I’ve written about David Hicks before: he’s an Australian man, captured in Afghanistan shortly after 9/11, who recently became the first Guantanamo detainee to be charged with a crime in the Bush Administration’s system of military tribunals.
Hicks’ mother is English, and Hicks has been applying for British citizenship because the British government does more than the Australian on behalf of citizens detained by the United States. As part of his application, Hicks filed a document that detailed his treatment at the hands of his American captors. Among Hicks’ claims, which cannot be substantiated:
– The bulk of the abuse occurred before Hicks was deposited at Guantanamo, during a several month period when he was held in Afghanistan or being shuttled between naval ships and unknown buildings.

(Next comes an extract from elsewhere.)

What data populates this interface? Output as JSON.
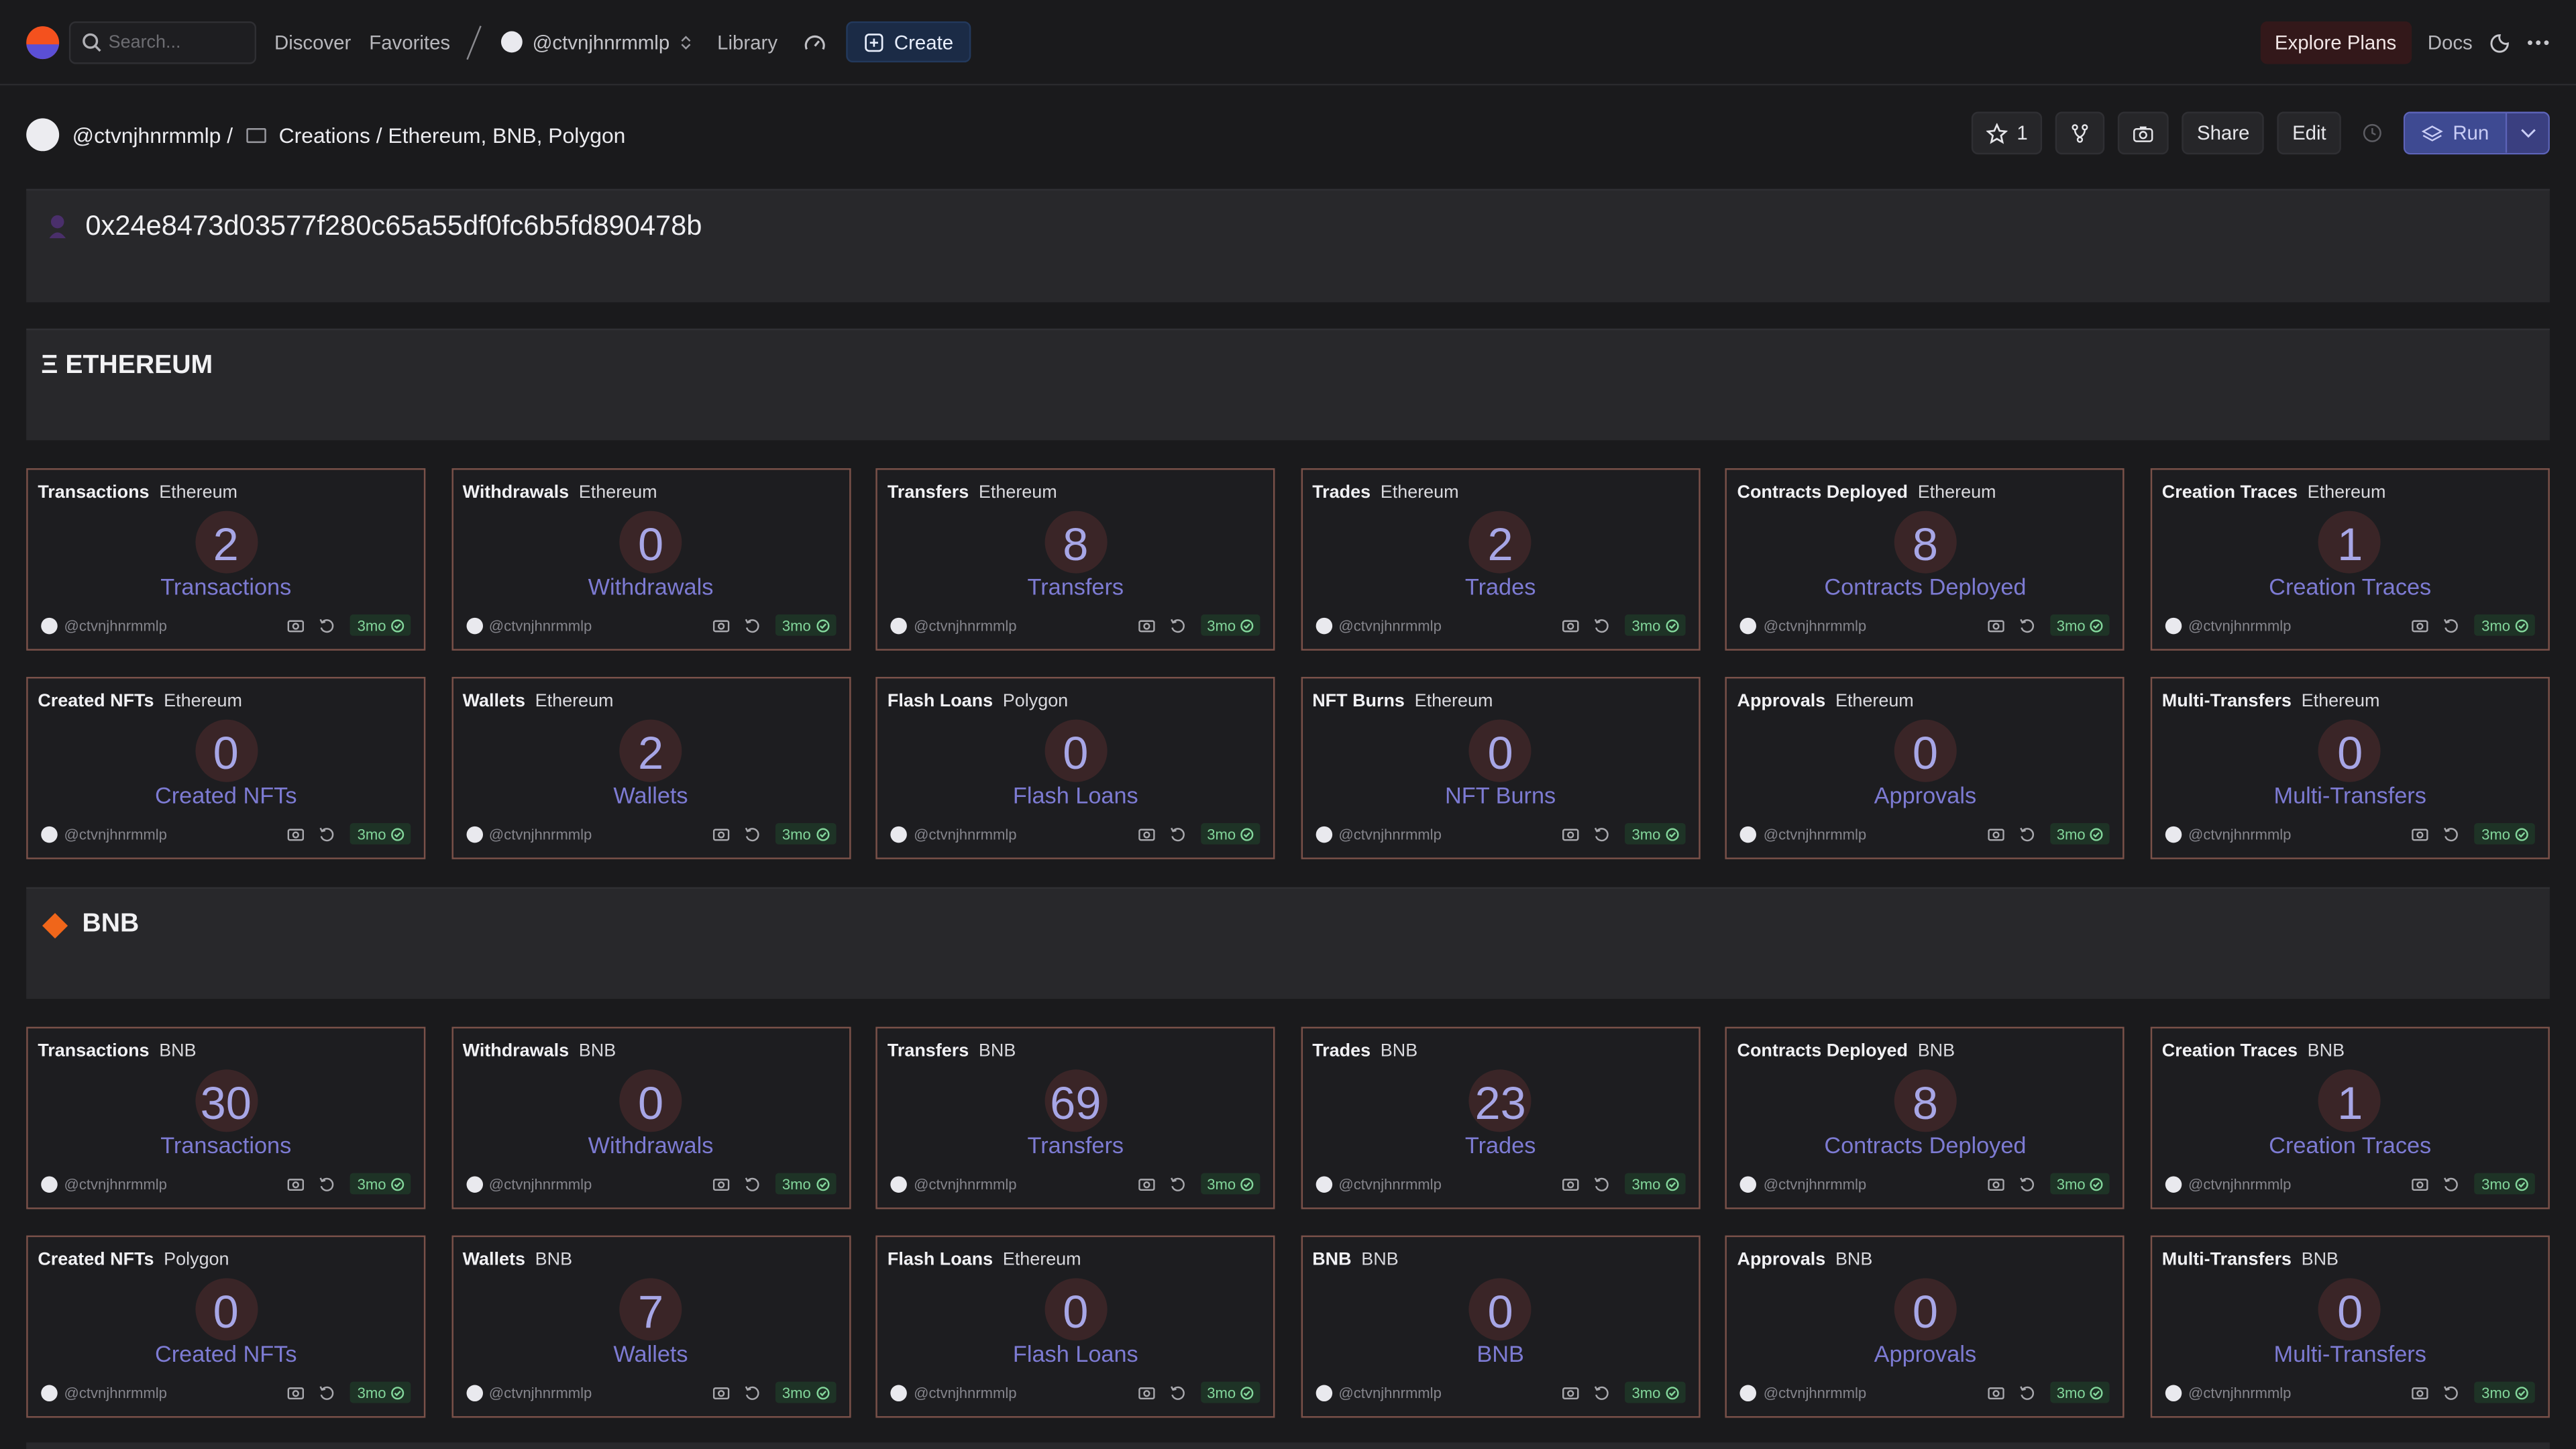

– When Hicks was interrogated, it was sometimes by as many as five men at a time, who slapped him in the head after every response and told him he was lying.
– At one point, Hicks was made to sit on a window ledge where he could see several American soldiers standing outside pointing their weapons at him.
– Hicks was fed only a handful of rice or fruit three times a day.
– Hicks was forced to kneel for ten hours at a time.
– Hicks was hit by a rifle butt in the back of the head hard enough to make him fall over, “slapped in the back of the head, kicked, stepped on, and spat on.”
– While in Kandahar, Hicks and other detainees were forced to lie face down in the mud while solders walked across their backs.
– Hicks was stripped naked, his body hair shaved, and a piece of plastic forcibly inserted into his rectum.
– Hicks was shown pictures of other prisoners who had been beaten black and blue, and promised the same fate if he did not cooperate.
– At Guantanamo, Hicks witnessed other detainees being mistreated. A one-legged detainee was attacked by dogs in his cell, and was later dragged out with blood dripping down his face and across the floor. Hicks says the episode “put me in such fear that I just knew I would ‘cooperate’ in any way with the U.S.”
If all this is true, it seems Hicks suffered the sort of wanton and unguided abuse that we saw in Abu Ghraib. Prison guards and low-level interrogators, drunk with power, uninformed on proper interrogation practices, and either untrained or unsupervised (or both), did whatever they pleased with the helpless people in their command. It doesn’t appear that Hicks got the organized forms of torture (waterboarding, etc.) that were the subject of DoJ memos (Al Gonzales’ previous scandal) and were generally reserved for high-level captures like Khalid Sheikh Mohammed.